Soy tímida, soy demasiado testaruda, me cuesta hacer amigos, no he tenido suerte con mis parejas… esas concepciones generalizadas son un lastre que nos impide llegar a conocernos de verdad, y que nos inhibe de reinventarnos. ¿Por qué tengo que ser tímida? ¿Porque lo he sido todo este tiempo? ¿Qué hay de si decido no serlo a partir de hoy?

El primer paso para el cambio es liberarnos de todos esos prejuicios que tenemos sobre nosotros mismos. Todos hemos metido la pata, (y si algún lector en este punto niega con la cabeza, le invito a hacer memoria de sus actuaciones de una manera crítica). Todos tenemos episodios y actuaciones que borraríamos de buena gana si tuviéramos una máquina del tiempo. Y eso, precisamente esa lectura de los hechos y ese deseo de cambiarlo, responde a nuestra verdadera esencia.

Hoy he comprendido que nunca es tarde para mirarse al espejo, como cuando nos presentamos por primera vez con una persona a la que no conocemos.
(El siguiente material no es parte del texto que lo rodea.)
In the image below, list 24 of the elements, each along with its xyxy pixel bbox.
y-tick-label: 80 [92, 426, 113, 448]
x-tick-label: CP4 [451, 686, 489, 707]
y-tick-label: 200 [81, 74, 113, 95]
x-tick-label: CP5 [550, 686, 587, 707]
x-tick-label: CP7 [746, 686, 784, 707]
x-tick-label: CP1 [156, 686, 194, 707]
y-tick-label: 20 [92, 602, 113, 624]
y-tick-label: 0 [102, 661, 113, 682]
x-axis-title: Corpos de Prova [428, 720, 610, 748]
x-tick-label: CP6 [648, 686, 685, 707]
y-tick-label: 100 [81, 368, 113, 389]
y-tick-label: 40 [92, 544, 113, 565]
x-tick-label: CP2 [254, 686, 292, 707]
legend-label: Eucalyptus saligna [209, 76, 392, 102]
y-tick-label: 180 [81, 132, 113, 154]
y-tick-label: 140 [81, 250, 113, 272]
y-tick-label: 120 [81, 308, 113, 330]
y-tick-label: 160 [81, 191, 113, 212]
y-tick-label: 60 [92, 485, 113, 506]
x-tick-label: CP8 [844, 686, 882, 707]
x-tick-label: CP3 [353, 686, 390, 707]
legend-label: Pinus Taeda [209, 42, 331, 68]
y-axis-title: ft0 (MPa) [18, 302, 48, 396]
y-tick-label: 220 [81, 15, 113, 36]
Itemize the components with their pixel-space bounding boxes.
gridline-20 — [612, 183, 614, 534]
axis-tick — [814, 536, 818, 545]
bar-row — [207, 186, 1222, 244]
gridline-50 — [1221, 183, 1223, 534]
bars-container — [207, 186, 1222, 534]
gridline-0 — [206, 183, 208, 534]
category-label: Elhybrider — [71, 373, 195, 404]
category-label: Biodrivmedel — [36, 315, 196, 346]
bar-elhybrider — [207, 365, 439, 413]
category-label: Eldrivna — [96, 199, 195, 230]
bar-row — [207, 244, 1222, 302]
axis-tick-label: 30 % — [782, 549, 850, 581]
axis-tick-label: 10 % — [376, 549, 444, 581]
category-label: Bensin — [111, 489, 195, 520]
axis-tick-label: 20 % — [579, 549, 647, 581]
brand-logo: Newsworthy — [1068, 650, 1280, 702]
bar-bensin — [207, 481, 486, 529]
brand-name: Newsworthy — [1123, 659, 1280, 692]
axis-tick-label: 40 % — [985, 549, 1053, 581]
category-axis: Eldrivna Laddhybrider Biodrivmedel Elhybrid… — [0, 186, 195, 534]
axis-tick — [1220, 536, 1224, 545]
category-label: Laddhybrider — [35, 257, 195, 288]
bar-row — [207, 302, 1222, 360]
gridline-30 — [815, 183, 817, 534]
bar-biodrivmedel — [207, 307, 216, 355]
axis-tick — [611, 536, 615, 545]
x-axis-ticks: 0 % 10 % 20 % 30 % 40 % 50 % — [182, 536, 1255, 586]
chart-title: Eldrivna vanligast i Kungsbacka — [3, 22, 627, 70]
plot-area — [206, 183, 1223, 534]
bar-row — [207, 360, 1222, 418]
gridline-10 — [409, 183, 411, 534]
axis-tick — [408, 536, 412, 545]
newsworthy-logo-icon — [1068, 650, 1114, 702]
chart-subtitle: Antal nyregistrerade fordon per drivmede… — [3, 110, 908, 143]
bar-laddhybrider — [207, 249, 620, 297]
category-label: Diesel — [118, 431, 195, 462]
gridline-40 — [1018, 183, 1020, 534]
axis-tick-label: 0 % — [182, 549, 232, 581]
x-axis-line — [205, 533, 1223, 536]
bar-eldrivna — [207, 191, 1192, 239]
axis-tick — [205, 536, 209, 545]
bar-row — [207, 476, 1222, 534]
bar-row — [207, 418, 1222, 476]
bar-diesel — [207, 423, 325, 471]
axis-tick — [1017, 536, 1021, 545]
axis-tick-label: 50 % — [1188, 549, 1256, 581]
Mirarnos fijamente y observar nuestras actuaciones, conocernos otra vez y actuar como queremos actuar; no condicionados por cómo creemos saber que vamos a actuar. Nunca es tarde para hacer borrón y cuenta nueva, decidir quiénes queremos ser. Nuestros errores nos deberían servir para saber cómo no debemos actuar, y no como una etiqueta indeleble en nuestra frente que nos impida hacer nada al respecto.

El deseo de cambiar ya es un distintivo del comienzo del cambio. Ya hemos pedido perdón; sólo queda perdonarse.